The way I work up my loads is to shoot three shots going up in half grain increments for the bigger cartridges and .3 for the smaller one. Then I take the most accurate loads and by retrying the best Loads/groupings I choose. I have had good luck out to 500 yards but not great after that It could be my shooting or...?
This is the same method I started with and it works but a chronograph can save you an awful lot of time and money. On more than one occasion I ended up with a fluke 3 or 5 shot excellent group that I couldn't replicate. So I adjusted and started shooting way more groups to verify, to the point that things got a little silly. When you want to check 6 charge weights and are shooting 3 5 shot groups of each charge it basically an entire box of bullets before you even get to the second phase.

I use the method that dubious explained, here's a more detailed explanation.

https://www.65guys.com/10-round-load...t-ladder-test/

This way I can load up 10 charges in .3gr increments. When you shoot these over the crono you will look for 2 or more adjacent charges that get you similar velocities. Here's an example with made up numbers:

50 2100 fps
50.3 2170 fps
50.6 2200 fps
50.9 2204 fps
51.2 2235 fps

Now this alone doesn't tell you a thing about accuracy but usually you will find that that nice flat spot between 50.6 and 50.9 is going to be consistent. Now that we have that you make up 10 rounds with a charge weight of say 50.7 and head back with your chrono to verify. If all 10 of those rounds are close to each other in velocity, with an Extreme Spread of < 20fps then you can go ahead and start shooting groups.

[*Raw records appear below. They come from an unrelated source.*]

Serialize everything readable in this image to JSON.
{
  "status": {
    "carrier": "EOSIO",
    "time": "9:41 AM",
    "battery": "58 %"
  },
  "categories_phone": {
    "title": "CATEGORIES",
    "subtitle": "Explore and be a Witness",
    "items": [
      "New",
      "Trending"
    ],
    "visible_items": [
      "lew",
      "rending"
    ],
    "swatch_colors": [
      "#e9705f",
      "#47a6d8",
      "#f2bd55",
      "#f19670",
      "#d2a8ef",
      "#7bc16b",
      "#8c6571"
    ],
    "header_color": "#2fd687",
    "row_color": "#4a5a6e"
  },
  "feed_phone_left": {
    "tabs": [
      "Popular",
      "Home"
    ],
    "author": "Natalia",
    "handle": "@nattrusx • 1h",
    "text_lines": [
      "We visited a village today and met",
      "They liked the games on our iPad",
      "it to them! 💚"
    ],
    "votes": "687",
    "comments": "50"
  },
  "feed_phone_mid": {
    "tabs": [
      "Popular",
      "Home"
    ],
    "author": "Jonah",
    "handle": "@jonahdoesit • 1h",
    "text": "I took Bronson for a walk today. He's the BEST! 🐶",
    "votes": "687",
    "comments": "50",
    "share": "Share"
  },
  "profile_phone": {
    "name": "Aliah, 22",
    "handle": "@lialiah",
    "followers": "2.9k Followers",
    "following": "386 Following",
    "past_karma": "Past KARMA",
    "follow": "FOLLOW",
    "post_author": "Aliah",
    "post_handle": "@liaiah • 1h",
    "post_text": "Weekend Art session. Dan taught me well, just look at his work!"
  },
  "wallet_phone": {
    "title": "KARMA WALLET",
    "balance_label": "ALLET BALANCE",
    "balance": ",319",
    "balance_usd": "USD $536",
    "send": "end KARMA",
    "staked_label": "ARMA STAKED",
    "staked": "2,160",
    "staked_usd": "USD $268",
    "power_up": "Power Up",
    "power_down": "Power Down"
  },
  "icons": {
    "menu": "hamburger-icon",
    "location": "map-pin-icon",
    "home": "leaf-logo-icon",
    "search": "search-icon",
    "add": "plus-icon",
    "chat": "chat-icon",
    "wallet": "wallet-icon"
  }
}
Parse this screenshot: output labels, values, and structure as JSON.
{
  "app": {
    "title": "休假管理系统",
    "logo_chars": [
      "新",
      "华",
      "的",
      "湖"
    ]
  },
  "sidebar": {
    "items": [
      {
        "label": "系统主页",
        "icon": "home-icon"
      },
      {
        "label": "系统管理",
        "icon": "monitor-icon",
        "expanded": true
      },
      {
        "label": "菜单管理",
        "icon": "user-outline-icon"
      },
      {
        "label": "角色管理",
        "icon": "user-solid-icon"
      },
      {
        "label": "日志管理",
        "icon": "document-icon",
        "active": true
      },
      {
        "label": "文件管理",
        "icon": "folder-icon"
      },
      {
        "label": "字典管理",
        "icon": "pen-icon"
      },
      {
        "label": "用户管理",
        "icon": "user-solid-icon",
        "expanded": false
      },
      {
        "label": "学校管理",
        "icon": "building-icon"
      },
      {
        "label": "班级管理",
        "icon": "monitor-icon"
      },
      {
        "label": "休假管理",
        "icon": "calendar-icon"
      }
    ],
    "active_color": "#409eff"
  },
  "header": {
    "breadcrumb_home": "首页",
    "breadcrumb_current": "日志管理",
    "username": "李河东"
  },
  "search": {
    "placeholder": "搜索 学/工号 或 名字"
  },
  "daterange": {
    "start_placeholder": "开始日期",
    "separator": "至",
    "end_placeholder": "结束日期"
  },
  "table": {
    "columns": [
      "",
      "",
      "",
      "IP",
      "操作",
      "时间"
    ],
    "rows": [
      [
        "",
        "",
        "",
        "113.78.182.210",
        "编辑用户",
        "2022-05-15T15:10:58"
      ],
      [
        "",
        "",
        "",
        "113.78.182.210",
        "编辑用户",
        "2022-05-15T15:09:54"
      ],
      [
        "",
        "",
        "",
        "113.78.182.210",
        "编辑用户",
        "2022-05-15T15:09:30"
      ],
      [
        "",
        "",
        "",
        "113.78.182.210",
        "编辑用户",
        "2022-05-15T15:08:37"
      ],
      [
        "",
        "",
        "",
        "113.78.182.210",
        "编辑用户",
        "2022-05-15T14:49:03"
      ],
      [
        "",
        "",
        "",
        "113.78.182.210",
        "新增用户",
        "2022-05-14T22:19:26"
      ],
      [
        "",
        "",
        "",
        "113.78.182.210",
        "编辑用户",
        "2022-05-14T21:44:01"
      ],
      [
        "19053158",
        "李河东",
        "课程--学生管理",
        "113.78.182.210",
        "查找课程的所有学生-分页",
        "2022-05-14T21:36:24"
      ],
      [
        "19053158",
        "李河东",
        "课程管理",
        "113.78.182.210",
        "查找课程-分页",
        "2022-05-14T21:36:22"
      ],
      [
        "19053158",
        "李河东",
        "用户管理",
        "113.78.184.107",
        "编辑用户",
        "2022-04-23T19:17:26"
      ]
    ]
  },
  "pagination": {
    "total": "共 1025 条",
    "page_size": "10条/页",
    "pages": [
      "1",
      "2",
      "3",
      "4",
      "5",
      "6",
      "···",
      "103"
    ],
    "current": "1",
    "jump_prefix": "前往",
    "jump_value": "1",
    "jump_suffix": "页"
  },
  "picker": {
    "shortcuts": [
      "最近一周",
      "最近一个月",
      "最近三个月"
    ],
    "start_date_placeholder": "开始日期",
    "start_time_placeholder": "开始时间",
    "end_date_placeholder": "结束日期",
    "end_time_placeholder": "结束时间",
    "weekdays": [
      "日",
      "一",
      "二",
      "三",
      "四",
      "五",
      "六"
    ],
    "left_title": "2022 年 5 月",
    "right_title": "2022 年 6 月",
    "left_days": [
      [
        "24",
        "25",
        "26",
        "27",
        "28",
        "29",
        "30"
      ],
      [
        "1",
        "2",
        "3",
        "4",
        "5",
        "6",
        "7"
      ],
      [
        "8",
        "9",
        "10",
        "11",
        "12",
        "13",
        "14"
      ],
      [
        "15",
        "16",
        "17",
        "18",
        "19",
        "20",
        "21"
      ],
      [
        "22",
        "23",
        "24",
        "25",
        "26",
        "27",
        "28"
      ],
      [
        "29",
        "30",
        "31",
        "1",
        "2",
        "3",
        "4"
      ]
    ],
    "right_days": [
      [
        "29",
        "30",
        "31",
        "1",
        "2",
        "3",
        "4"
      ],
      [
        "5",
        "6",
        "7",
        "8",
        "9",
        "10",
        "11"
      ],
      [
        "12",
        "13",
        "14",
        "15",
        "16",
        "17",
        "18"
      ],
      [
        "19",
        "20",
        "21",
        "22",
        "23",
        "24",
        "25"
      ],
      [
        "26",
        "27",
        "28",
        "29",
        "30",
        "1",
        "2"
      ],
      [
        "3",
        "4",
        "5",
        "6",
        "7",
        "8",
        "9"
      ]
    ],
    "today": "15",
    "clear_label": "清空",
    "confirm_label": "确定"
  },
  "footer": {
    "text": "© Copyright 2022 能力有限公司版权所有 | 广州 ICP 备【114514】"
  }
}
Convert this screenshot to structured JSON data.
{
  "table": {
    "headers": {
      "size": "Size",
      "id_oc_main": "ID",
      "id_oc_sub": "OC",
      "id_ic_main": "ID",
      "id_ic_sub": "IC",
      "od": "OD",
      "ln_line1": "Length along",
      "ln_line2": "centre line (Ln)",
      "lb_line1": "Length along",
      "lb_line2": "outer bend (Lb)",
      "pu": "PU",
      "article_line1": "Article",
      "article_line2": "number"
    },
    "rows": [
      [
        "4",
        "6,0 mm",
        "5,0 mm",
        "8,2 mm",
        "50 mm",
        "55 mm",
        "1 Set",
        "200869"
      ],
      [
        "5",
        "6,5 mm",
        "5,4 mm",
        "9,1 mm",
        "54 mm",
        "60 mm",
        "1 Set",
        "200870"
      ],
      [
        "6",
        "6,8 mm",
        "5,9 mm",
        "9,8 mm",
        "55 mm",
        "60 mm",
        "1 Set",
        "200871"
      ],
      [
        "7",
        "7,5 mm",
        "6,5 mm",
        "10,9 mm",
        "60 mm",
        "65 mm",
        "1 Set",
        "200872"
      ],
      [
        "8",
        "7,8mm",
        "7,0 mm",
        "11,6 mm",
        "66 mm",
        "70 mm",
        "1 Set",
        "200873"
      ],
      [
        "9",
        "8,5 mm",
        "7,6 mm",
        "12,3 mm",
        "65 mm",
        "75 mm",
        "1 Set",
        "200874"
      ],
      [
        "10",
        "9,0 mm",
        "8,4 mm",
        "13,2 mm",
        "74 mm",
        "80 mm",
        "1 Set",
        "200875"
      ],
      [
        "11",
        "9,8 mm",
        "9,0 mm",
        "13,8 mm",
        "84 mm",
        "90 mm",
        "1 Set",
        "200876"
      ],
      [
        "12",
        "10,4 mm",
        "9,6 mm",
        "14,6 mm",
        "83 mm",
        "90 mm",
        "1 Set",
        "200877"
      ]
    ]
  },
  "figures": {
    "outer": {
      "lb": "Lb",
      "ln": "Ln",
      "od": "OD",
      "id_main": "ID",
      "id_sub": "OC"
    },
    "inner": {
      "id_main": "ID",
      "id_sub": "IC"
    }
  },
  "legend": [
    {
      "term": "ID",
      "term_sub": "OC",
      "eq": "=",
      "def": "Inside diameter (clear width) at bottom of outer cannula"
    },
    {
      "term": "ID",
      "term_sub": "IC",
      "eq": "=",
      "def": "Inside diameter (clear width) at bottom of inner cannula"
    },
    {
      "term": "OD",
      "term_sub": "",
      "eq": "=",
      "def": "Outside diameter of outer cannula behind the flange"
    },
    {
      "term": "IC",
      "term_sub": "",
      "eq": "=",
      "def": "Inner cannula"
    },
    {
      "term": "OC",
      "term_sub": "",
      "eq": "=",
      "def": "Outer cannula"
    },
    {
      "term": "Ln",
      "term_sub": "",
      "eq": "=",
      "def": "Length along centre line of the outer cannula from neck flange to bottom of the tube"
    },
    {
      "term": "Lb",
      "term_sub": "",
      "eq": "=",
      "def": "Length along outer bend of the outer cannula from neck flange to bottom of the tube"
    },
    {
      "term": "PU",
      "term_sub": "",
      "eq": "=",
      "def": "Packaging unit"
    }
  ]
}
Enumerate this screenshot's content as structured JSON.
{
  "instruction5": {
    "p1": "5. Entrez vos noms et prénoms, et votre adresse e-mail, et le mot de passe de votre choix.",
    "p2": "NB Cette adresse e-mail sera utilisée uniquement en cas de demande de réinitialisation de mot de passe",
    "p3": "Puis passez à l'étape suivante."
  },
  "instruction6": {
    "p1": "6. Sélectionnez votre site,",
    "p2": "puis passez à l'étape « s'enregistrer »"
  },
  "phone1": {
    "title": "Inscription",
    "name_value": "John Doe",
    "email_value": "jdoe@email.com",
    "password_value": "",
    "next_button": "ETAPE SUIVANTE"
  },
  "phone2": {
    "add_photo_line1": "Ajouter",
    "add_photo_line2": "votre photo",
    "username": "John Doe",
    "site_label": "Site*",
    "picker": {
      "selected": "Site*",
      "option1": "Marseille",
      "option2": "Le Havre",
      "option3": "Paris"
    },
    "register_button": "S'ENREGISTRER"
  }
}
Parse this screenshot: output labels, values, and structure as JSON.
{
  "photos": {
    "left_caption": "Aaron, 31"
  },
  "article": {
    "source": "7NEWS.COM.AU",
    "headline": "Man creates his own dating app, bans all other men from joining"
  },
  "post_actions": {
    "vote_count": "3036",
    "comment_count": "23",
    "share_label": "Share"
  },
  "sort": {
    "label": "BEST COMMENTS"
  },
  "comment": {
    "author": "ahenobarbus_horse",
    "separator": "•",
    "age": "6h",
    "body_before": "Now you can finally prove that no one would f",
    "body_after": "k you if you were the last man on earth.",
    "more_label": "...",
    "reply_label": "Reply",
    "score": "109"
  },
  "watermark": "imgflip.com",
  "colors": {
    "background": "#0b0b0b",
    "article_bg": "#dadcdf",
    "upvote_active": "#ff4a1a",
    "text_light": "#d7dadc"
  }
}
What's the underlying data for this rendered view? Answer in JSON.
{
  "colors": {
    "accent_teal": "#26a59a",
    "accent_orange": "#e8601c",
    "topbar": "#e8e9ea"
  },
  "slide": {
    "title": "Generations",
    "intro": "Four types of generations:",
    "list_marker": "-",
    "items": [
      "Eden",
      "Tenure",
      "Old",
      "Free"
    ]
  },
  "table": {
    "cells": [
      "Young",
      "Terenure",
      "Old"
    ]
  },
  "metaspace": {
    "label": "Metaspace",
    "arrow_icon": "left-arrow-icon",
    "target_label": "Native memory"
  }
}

Tweaking the seating depth and brass prep will probably tighten up your group at this point as well.

Right there the chrono has saved you a ton of time and money. As I use a magnetospeed I need to shoot a bit more for those groups, it throws stuff off a bit when it's on the barrel. The labradar would allow you to accomplish both in a single step but at a significant initial cost.

One other note for shooting at 500 and beyond, the most important thing here will be consistent velocity. I'll take a load that has a low velocity spread over one that makes smaller groups for that scenario 100% of the time.

Last edited by midgetwaiter; 06-05-2020 at 01:38 PM.